更 (as a comparison marker)
Means “even more”; typically requires a comparison context (otherwise use 很/非常 for “very”).
一方面……另一方面……
Chinese structure meaning “on one hand… on the other hand…,” used to express trade-offs and balanced opinions.
Career (职业/事业)
More than a job title; includes job choice, work culture, job-search process, and work–life balance.
Work-life balance (工作与生活平衡)
How well someone manages work demands alongside health, family time, and leisure.
Stability vs. flexibility
A career trade-off: prioritizing predictable income/benefits (stability) versus growth potential, change, or personal interests (flexibility).
Time structure (时间结构)
How commutes, overtime, and schedules shape sleep, exercise, and family/leisure time.
Stress and control (压力与掌控感)
How demanding work/school feels, especially when you have little control; can be exhausting even with good pay.

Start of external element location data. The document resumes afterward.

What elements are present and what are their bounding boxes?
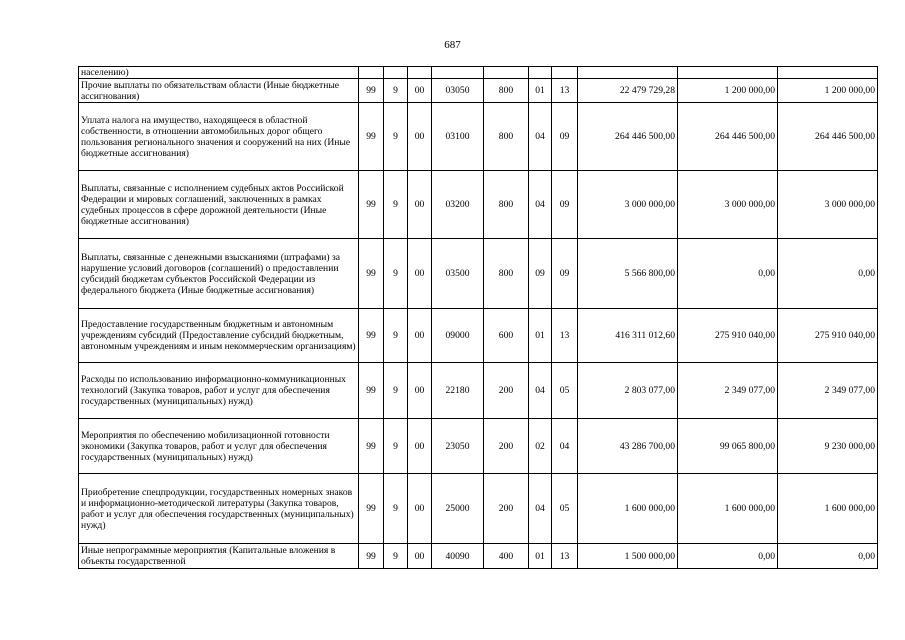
expense-name-cell: Мероприятия по обеспечению мобилизационной готовности экономики (Закупка товаров, работ и услуг для обеспечения государственных (муниципальных) нужд)	[79, 419, 359, 474]
subsection-cell: 13	[552, 309, 578, 363]
table-row	[79, 309, 878, 363]
expense-type-cell	[484, 67, 529, 79]
amount-year1-cell: 2 803 077,00	[578, 363, 678, 419]
table-row	[79, 79, 878, 103]
subsection-cell: 05	[552, 363, 578, 419]
program-code-cell: 99	[359, 79, 384, 103]
subsection-cell: 13	[552, 544, 578, 569]
amount-year3-cell: 275 910 040,00	[778, 309, 878, 363]
page-number: 687	[444, 39, 461, 51]
expense-name-cell: Приобретение спецпродукции, государственных номерных знаков и информационно-методической литературы (Закупка товаров, работ и услуг для обеспечения государственных (муниципальных) нужд)	[79, 474, 359, 544]
program-code-cell: 99	[359, 363, 384, 419]
subprogram-code-cell: 9	[384, 309, 408, 363]
direction-code-cell: 25000	[432, 474, 484, 544]
expense-name-cell: Уплата налога на имущество, находящееся в областной собственности, в отношении автомобильных дорог общего пользования регионального значения и сооружений на них (Иные бюджетные ассигнования)	[79, 103, 359, 171]
expense-name-cell: Прочие выплаты по обязательствам области (Иные бюджетные ассигнования)	[79, 79, 359, 103]
amount-year1-cell: 43 286 700,00	[578, 419, 678, 474]
event-code-cell: 00	[408, 363, 432, 419]
subprogram-code-cell: 9	[384, 79, 408, 103]
program-code-cell: 99	[359, 474, 384, 544]
subsection-cell: 09	[552, 171, 578, 239]
amount-year2-cell: 1 200 000,00	[678, 79, 778, 103]
expense-type-cell: 600	[484, 309, 529, 363]
subprogram-code-cell: 9	[384, 544, 408, 569]
subsection-cell: 05	[552, 474, 578, 544]
subsection-cell: 13	[552, 79, 578, 103]
program-code-cell: 99	[359, 171, 384, 239]
amount-year1-cell: 3 000 000,00	[578, 171, 678, 239]
section-cell: 02	[529, 419, 552, 474]
amount-year1-cell: 22 479 729,28	[578, 79, 678, 103]
table-row	[79, 103, 878, 171]
amount-year3-cell: 0,00	[778, 239, 878, 309]
subsection-cell: 09	[552, 239, 578, 309]
subprogram-code-cell: 9	[384, 419, 408, 474]
expense-name-cell: Выплаты, связанные с денежными взысканиями (штрафами) за нарушение условий договоров (соглашений) о предоставлении субсидий бюджетам субъектов Российской Федерации из федерального бюджета (Иные бюджетные ассигнования)	[79, 239, 359, 309]
amount-year2-cell: 3 000 000,00	[678, 171, 778, 239]
program-code-cell: 99	[359, 239, 384, 309]
amount-year1-cell: 416 311 012,60	[578, 309, 678, 363]
amount-year2-cell: 99 065 800,00	[678, 419, 778, 474]
amount-year1-cell: 264 446 500,00	[578, 103, 678, 171]
table-row	[79, 363, 878, 419]
amount-year1-cell: 1 500 000,00	[578, 544, 678, 569]
direction-code-cell: 03500	[432, 239, 484, 309]
program-code-cell	[359, 67, 384, 79]
amount-year3-cell: 0,00	[778, 544, 878, 569]
expense-type-cell: 200	[484, 363, 529, 419]
event-code-cell: 00	[408, 171, 432, 239]
section-cell: 04	[529, 103, 552, 171]
section-cell: 04	[529, 171, 552, 239]
event-code-cell: 00	[408, 239, 432, 309]
amount-year1-cell: 5 566 800,00	[578, 239, 678, 309]
amount-year2-cell: 275 910 040,00	[678, 309, 778, 363]
amount-year3-cell: 3 000 000,00	[778, 171, 878, 239]
section-cell: 01	[529, 544, 552, 569]
subsection-cell: 04	[552, 419, 578, 474]
section-cell	[529, 67, 552, 79]
direction-code-cell: 40090	[432, 544, 484, 569]
amount-year3-cell: 1 200 000,00	[778, 79, 878, 103]
expense-type-cell: 800	[484, 239, 529, 309]
amount-year2-cell: 2 349 077,00	[678, 363, 778, 419]
expense-name-cell: Выплаты, связанные с исполнением судебных актов Российской Федерации и мировых соглашений, заключенных в рамках судебных процессов в сфере дорожной деятельности (Иные бюджетные ассигнования)	[79, 171, 359, 239]
event-code-cell	[408, 67, 432, 79]
expense-type-cell: 200	[484, 419, 529, 474]
table-row	[79, 419, 878, 474]
subsection-cell	[552, 67, 578, 79]
expense-type-cell: 800	[484, 103, 529, 171]
expense-name-cell: Иные непрограммные мероприятия (Капитальные вложения в объекты государственной	[79, 544, 359, 569]
expense-name-cell: Предоставление государственным бюджетным и автономным учреждениям субсидий (Предоставление субсидий бюджетным, автономным учреждениям и иным некоммерческим организациям)	[79, 309, 359, 363]
amount-year3-cell	[778, 67, 878, 79]
program-code-cell: 99	[359, 419, 384, 474]
table-row	[79, 544, 878, 569]
direction-code-cell: 03050	[432, 79, 484, 103]
section-cell: 01	[529, 79, 552, 103]
subprogram-code-cell: 9	[384, 171, 408, 239]
event-code-cell: 00	[408, 419, 432, 474]
amount-year3-cell: 264 446 500,00	[778, 103, 878, 171]
expense-type-cell: 400	[484, 544, 529, 569]
table-row	[79, 171, 878, 239]
direction-code-cell: 23050	[432, 419, 484, 474]
section-cell: 04	[529, 474, 552, 544]
subprogram-code-cell	[384, 67, 408, 79]
direction-code-cell	[432, 67, 484, 79]
amount-year1-cell: 1 600 000,00	[578, 474, 678, 544]
subprogram-code-cell: 9	[384, 103, 408, 171]
section-cell: 04	[529, 363, 552, 419]
amount-year3-cell: 9 230 000,00	[778, 419, 878, 474]
table-row	[79, 239, 878, 309]
expense-type-cell: 800	[484, 171, 529, 239]
expense-type-cell: 200	[484, 474, 529, 544]
table-row	[79, 67, 878, 79]
subprogram-code-cell: 9	[384, 239, 408, 309]
direction-code-cell: 03200	[432, 171, 484, 239]
section-cell: 09	[529, 239, 552, 309]
expense-name-cell: Расходы по использованию информационно-коммуникационных технологий (Закупка товаров, работ и услуг для обеспечения государственных (муниципальных) нужд)	[79, 363, 359, 419]
event-code-cell: 00	[408, 103, 432, 171]
direction-code-cell: 03100	[432, 103, 484, 171]
table-row	[79, 474, 878, 544]
amount-year2-cell: 0,00	[678, 544, 778, 569]
subprogram-code-cell: 9	[384, 474, 408, 544]
event-code-cell: 00	[408, 79, 432, 103]
section-cell: 01	[529, 309, 552, 363]
amount-year3-cell: 2 349 077,00	[778, 363, 878, 419]
event-code-cell: 00	[408, 474, 432, 544]
budget-table	[78, 66, 878, 569]
expense-type-cell: 800	[484, 79, 529, 103]
amount-year2-cell: 0,00	[678, 239, 778, 309]
amount-year2-cell	[678, 67, 778, 79]
program-code-cell: 99	[359, 309, 384, 363]
subprogram-code-cell: 9	[384, 363, 408, 419]
program-code-cell: 99	[359, 544, 384, 569]
amount-year2-cell: 1 600 000,00	[678, 474, 778, 544]
amount-year3-cell: 1 600 000,00	[778, 474, 878, 544]
event-code-cell: 00	[408, 309, 432, 363]
subsection-cell: 09	[552, 103, 578, 171]
program-code-cell: 99	[359, 103, 384, 171]
amount-year2-cell: 264 446 500,00	[678, 103, 778, 171]
expense-name-cell: населению)	[79, 67, 359, 79]
direction-code-cell: 22180	[432, 363, 484, 419]
event-code-cell: 00	[408, 544, 432, 569]
direction-code-cell: 09000	[432, 309, 484, 363]
amount-year1-cell	[578, 67, 678, 79]
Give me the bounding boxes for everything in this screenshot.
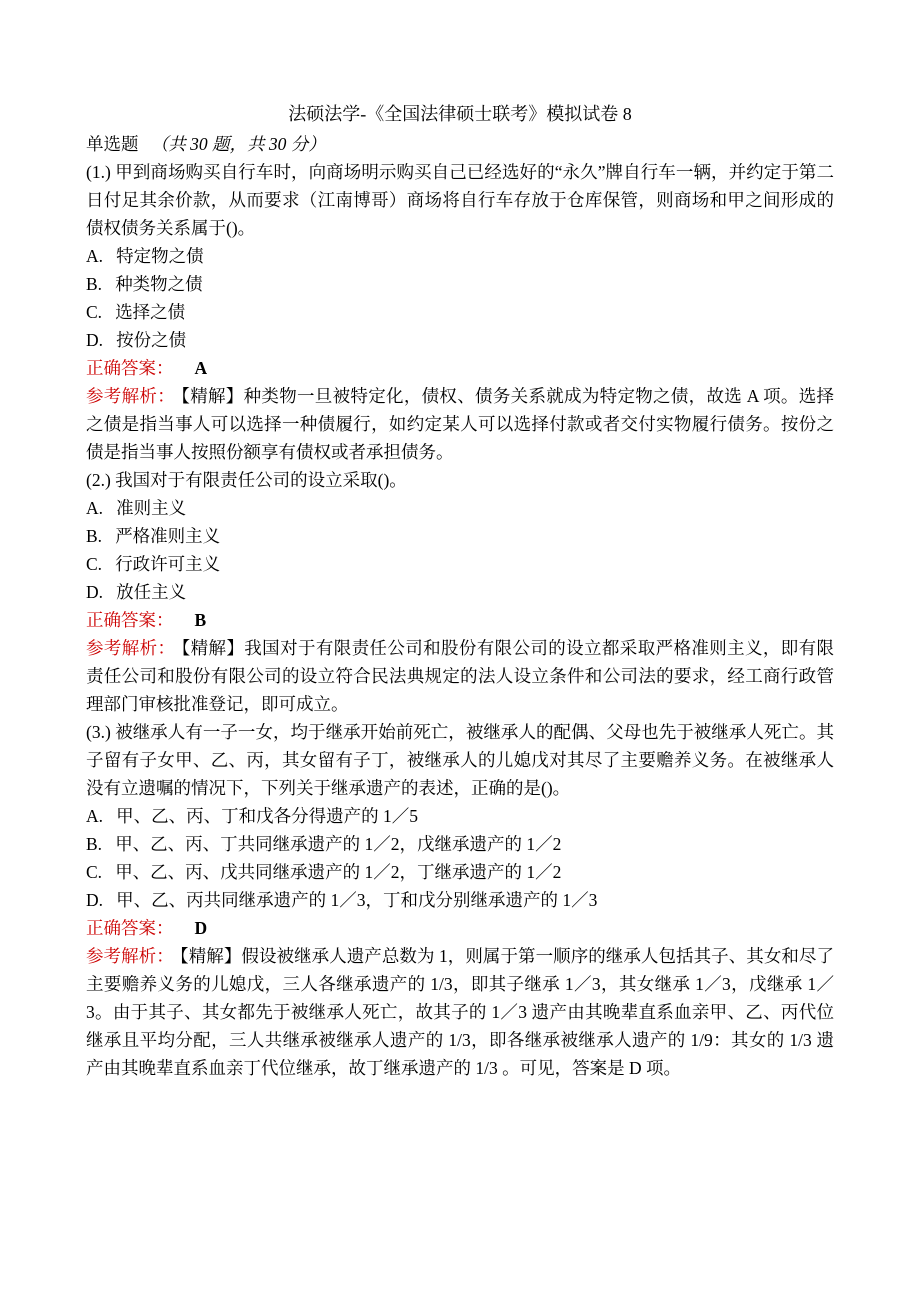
analysis-label: 参考解析： <box>86 638 176 658</box>
analysis-label: 参考解析： <box>86 946 174 966</box>
option-row-a <box>86 242 834 270</box>
option-row-d <box>86 886 834 914</box>
option-row-d <box>86 578 834 606</box>
question-block-3 <box>86 718 834 1082</box>
analysis-paragraph <box>86 634 834 718</box>
option-letter: B. <box>86 526 103 546</box>
analysis-label: 参考解析： <box>86 386 176 406</box>
option-letter: C. <box>86 862 103 882</box>
answer-line <box>86 354 834 382</box>
option-letter: A. <box>86 806 104 826</box>
section-count-meta: （共 30 题，共 30 分） <box>150 134 326 154</box>
option-text: 准则主义 <box>116 498 187 518</box>
option-row-a <box>86 494 834 522</box>
option-row-c <box>86 858 834 886</box>
option-row-b <box>86 830 834 858</box>
option-row-b <box>86 522 834 550</box>
answer-label: 正确答案： <box>86 918 174 938</box>
question-block-1 <box>86 158 834 466</box>
option-text: 放任主义 <box>116 582 187 602</box>
analysis-text: 【精解】假设被继承人遗产总数为 1，则属于第一顺序的继承人包括其子、其女和尽了主要赡养义务的儿媳戊，三人各继承遗产的 1/3，即其子继承 1／3，其女继承 1／3，戊继承 1／3。由于其子、其女都先于被继承人死亡，故其子的 1／3 遗产由其晚辈直系血亲甲、乙、丙代位继承且平均分配，三人共继承被继承人遗产的 1/3，即各继承被继承人遗产的 1/9：其女的 1/3 遗产由其晚辈直系血亲丁代位继承，故丁继承遗产的 1/3 。可见，答案是 D 项。 <box>86 946 835 1078</box>
section-type-label: 单选题 <box>86 134 139 154</box>
option-row-b <box>86 270 834 298</box>
option-text: 种类物之债 <box>115 274 203 294</box>
question-stem: (1.) 甲到商场购买自行车时，向商场明示购买自己已经选好的“永久”牌自行车一辆，并约定于第二日付足其余价款，从而要求（江南博哥）商场将自行车存放于仓库保管，则商场和甲之间形成的债权债务关系属于()。 <box>86 162 834 238</box>
section-header <box>86 130 834 158</box>
option-row-a <box>86 802 834 830</box>
option-letter: D. <box>86 582 104 602</box>
answer-value: B <box>194 610 207 630</box>
option-text: 选择之债 <box>115 302 186 322</box>
answer-line <box>86 914 834 942</box>
answer-label: 正确答案： <box>86 358 174 378</box>
question-stem: (3.) 被继承人有一子一女，均于继承开始前死亡，被继承人的配偶、父母也先于被继承人死亡。其子留有子女甲、乙、丙，其女留有子丁，被继承人的儿媳戊对其尽了主要赡养义务。在被继承人没有立遗嘱的情况下，下列关于继承遗产的表述，正确的是()。 <box>86 722 834 798</box>
option-letter: A. <box>86 498 104 518</box>
option-text: 行政许可主义 <box>115 554 221 574</box>
option-text: 按份之债 <box>116 330 187 350</box>
option-row-d <box>86 326 834 354</box>
answer-label: 正确答案： <box>86 610 174 630</box>
option-letter: C. <box>86 554 103 574</box>
answer-value: A <box>194 358 208 378</box>
answer-value: D <box>194 918 208 938</box>
page-title: 法硕法学-《全国法律硕士联考》模拟试卷 8 <box>288 104 632 124</box>
option-letter: D. <box>86 890 104 910</box>
option-row-c <box>86 550 834 578</box>
option-letter: D. <box>86 330 104 350</box>
analysis-paragraph <box>86 942 834 1082</box>
option-text: 特定物之债 <box>116 246 204 266</box>
question-block-2 <box>86 466 834 718</box>
option-letter: C. <box>86 302 103 322</box>
option-letter: A. <box>86 246 104 266</box>
option-text: 甲、乙、丙、戊共同继承遗产的 1／2，丁继承遗产的 1／2 <box>115 862 562 882</box>
option-text: 甲、乙、丙共同继承遗产的 1／3，丁和戊分别继承遗产的 1／3 <box>116 890 598 910</box>
option-text: 甲、乙、丙、丁和戊各分得遗产的 1／5 <box>116 806 419 826</box>
option-text: 甲、乙、丙、丁共同继承遗产的 1／2，戊继承遗产的 1／2 <box>115 834 562 854</box>
option-row-c <box>86 298 834 326</box>
option-letter: B. <box>86 834 103 854</box>
analysis-paragraph <box>86 382 834 466</box>
option-letter: B. <box>86 274 103 294</box>
answer-line <box>86 606 834 634</box>
analysis-text: 【精解】我国对于有限责任公司和股份有限公司的设立都采取严格准则主义，即有限责任公司和股份有限公司的设立符合民法典规定的法人设立条件和公司法的要求，经工商行政管理部门审核批准登记，即可成立。 <box>86 638 834 714</box>
question-stem: (2.) 我国对于有限责任公司的设立采取()。 <box>86 470 407 490</box>
option-text: 严格准则主义 <box>115 526 221 546</box>
analysis-text: 【精解】种类物一旦被特定化，债权、债务关系就成为特定物之债，故选 A 项。选择之债是指当事人可以选择一种债履行，如约定某人可以选择付款或者交付实物履行债务。按份之债是指当事人按照份额享有债权或者承担债务。 <box>86 386 835 462</box>
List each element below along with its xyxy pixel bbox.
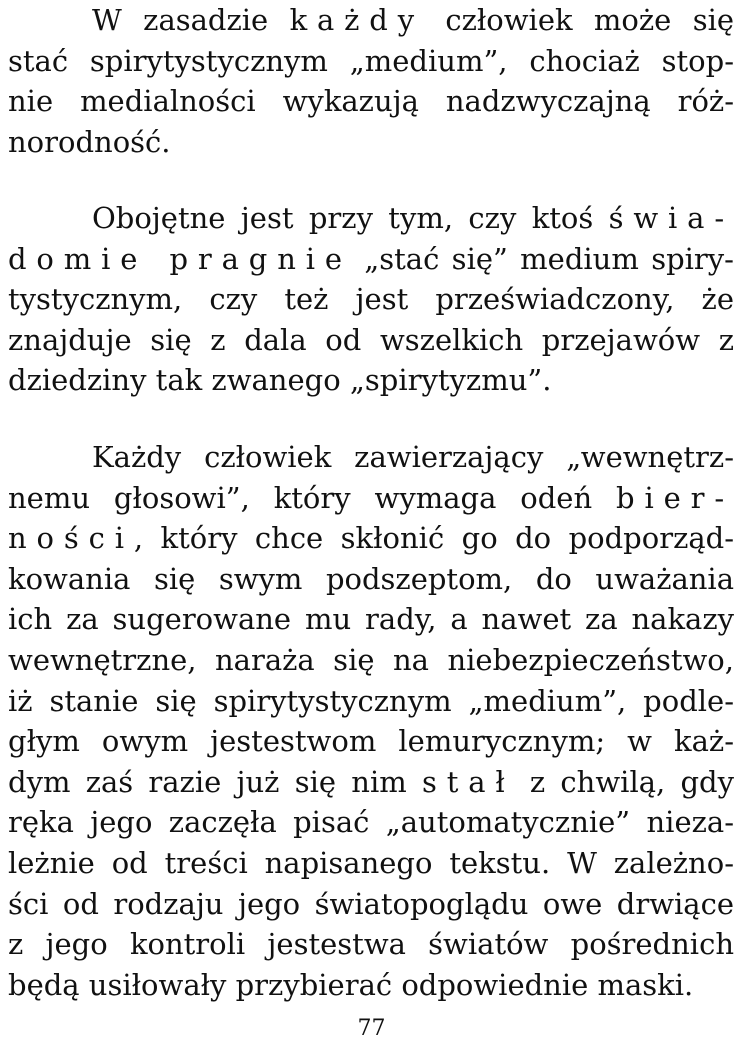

Health and well-being (健康与身心健康)
A broad concept including physical health, mental health, lifestyle habits, and environmental/public health factors.
Prevention (预防)
Health focus on avoiding problems through habits and planning, not only treating illness after getting sick.
Coping strategies (应对方式)
Ways to handle stress (e.g., exercise, hobbies, communication, professional help) that influence mood and long-term health.
Stressor vs. symptom
A stressor is the cause (exams/deadlines); a symptom is how it shows up (insomnia, irritability, low motivation).
Traditional Chinese medicine (中医) vs. Western medicine (西医)
A cultural comparison: TCM is often linked to balance/long-term conditioning; Western medicine is often linked to faster, symptom-focused treatment—AP rewards respectful comparison, not judging.
Leisure (休闲)
Freely chosen time and activities outside obligations; supports recovery, relationships, and identity, and affects overall quality of life.